Certain passages of the Song of Solomon are rarely, if ever, read in church (for fear of causing the congregation to blush and squirm). Today’s passage, however, is an exception to the rule. Song of Solomon 8:7 is the first of the passages suggested by The Methodist Worship Book for inclusion in the marriage service (see pages 371-373 and the additional readings on page 398), alongside arguably more famous passages such as 1 Corinthians 13. Many people attending the weddings of their friends and family may have heard these words, perhaps without realising that they are part of a book that speaks so powerfully and explicitly about human sexual desire.

The Revd Richard Coles recently cited this passage in a ‘Pause for Thought’ in which he revealed that he had received a Valentine’s card from his partner, two months after his death. He maintains that romance, far from being a fleeting, human, transient form of love, is ‘eternal’ – “strong as death” (v. 6).

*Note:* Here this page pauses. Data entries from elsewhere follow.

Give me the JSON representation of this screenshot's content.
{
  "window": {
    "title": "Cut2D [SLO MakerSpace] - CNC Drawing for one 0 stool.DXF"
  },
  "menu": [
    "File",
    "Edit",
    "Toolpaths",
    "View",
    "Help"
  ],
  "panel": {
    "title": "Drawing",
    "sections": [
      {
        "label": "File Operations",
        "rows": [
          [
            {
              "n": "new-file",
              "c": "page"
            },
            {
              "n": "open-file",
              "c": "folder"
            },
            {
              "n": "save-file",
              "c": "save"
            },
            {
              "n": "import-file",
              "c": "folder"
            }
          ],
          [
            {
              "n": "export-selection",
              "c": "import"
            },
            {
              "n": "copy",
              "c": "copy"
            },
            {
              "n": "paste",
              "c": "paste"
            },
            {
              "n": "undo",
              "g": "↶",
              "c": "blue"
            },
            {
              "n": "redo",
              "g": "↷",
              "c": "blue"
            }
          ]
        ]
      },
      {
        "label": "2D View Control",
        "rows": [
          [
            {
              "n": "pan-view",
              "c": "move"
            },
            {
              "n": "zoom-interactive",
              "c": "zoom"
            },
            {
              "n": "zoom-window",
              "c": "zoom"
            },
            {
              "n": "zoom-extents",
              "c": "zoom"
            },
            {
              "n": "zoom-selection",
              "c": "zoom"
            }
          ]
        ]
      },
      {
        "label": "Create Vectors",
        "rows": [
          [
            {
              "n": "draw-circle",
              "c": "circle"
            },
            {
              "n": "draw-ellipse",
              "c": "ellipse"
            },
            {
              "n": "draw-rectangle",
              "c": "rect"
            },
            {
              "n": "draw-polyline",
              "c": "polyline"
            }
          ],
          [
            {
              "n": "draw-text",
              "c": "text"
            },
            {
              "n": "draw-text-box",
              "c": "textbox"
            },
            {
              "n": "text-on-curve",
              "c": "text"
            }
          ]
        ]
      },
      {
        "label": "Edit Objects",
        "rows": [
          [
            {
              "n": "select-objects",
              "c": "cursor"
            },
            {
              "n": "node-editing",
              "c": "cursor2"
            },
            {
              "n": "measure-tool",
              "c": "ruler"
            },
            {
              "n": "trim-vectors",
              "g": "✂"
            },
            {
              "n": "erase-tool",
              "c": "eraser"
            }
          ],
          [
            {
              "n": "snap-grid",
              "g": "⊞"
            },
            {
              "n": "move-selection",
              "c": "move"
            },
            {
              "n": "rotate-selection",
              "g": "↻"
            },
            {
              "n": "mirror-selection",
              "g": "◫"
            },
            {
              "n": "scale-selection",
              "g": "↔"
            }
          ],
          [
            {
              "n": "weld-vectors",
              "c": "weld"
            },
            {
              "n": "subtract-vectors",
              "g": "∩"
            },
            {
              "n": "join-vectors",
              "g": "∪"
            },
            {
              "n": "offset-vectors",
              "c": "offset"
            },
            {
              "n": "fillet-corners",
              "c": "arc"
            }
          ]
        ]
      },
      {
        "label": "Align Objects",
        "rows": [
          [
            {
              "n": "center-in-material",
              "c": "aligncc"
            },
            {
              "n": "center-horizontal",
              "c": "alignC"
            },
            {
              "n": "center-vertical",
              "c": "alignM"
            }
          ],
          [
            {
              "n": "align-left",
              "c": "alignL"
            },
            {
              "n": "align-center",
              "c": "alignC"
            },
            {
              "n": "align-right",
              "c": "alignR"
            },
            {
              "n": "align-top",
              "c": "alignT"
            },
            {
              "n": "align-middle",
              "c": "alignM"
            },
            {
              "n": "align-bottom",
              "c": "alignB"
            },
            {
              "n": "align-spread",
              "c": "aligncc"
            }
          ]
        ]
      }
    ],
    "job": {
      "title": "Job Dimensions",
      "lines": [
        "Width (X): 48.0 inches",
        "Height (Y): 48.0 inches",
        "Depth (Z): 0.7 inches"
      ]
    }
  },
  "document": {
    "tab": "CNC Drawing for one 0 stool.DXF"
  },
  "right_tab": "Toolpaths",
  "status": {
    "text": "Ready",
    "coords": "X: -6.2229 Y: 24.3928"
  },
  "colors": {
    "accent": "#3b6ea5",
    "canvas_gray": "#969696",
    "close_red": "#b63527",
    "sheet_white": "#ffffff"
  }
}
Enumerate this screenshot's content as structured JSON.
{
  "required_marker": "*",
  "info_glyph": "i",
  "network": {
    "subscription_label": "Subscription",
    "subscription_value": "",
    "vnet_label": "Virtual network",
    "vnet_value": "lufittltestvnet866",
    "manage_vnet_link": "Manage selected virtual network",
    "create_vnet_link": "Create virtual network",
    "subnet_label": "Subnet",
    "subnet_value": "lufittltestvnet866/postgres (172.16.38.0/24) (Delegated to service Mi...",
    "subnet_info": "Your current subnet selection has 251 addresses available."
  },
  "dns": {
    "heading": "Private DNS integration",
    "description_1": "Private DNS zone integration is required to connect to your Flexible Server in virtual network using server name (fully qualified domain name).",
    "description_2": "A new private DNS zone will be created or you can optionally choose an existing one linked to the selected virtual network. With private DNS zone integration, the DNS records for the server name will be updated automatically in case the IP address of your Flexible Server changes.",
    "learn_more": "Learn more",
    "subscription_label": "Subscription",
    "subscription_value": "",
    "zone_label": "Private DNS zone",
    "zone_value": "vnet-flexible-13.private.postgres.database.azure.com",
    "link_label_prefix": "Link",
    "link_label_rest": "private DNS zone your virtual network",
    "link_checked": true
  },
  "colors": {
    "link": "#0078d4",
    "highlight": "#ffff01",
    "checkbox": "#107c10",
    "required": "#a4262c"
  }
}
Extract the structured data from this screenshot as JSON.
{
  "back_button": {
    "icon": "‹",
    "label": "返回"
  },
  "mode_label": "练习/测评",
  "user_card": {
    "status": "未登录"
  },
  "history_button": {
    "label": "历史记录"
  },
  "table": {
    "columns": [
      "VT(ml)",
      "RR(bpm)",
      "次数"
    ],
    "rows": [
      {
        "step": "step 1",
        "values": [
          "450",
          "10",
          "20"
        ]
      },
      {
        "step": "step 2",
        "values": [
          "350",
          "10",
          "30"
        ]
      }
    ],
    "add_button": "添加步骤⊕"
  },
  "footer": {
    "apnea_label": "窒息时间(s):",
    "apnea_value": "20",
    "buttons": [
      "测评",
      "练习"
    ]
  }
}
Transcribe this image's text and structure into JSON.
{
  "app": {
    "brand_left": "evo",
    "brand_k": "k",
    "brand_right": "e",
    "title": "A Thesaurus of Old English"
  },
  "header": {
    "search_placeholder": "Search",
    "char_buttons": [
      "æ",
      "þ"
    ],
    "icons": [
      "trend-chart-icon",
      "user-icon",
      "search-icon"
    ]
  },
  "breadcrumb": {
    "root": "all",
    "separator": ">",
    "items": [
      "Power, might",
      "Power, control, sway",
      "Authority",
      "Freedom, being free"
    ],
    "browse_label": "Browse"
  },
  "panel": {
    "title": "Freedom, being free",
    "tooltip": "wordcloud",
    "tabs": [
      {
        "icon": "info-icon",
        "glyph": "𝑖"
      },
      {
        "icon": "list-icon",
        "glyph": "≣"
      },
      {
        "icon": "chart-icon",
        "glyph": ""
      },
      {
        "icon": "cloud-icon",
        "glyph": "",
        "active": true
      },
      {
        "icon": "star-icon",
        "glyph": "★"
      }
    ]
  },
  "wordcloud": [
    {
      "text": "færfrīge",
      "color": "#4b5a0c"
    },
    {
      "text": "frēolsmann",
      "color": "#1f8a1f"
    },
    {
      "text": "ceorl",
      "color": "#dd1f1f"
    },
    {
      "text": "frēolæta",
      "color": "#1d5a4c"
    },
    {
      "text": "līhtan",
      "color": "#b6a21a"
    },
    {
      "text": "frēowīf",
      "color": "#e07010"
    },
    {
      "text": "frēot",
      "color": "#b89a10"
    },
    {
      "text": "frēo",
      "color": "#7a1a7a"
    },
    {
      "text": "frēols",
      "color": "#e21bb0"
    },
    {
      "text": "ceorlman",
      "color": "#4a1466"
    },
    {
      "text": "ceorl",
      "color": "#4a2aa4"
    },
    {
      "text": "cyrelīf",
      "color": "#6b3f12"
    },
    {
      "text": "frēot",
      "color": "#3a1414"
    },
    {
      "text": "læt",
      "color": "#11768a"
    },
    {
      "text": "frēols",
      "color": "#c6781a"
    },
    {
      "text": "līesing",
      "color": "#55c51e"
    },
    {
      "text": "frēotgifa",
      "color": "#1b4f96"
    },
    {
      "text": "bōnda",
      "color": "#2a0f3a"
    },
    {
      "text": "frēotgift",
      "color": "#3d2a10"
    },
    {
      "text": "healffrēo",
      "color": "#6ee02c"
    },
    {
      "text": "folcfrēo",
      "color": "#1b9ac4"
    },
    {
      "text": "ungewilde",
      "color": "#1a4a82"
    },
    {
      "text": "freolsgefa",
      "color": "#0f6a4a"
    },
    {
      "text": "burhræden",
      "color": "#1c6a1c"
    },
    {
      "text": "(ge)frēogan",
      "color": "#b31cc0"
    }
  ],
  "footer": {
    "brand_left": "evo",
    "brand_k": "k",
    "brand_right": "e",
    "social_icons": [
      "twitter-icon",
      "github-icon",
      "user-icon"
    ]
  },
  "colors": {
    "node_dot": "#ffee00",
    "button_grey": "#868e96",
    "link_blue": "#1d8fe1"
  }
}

This week, we have reflected on the varying interpretations of the Song of Solomon – as a romance between a Shulamite woman and her lover, as an allegory for the relationship between God and God’s people, as a metaphor for the love of Christ for the Church. In this passage, some of the romantic imagery has potent meaning for those reading through the lens of the gospels. As we approach Holy Week, we remember the love of God-in-Christ that is “strong as death … fierce as the grave” (v. 6) through which death itself has been defeated.


To Ponder:

  • Why do you think this passage is suggested for the marriage service? Are there other passages you might suggest instead?
  • Having spent time with the Song of Solomon this week, how do you feel it should be read? Should it be taken at face value? Is it a metaphor – and, if so, for what?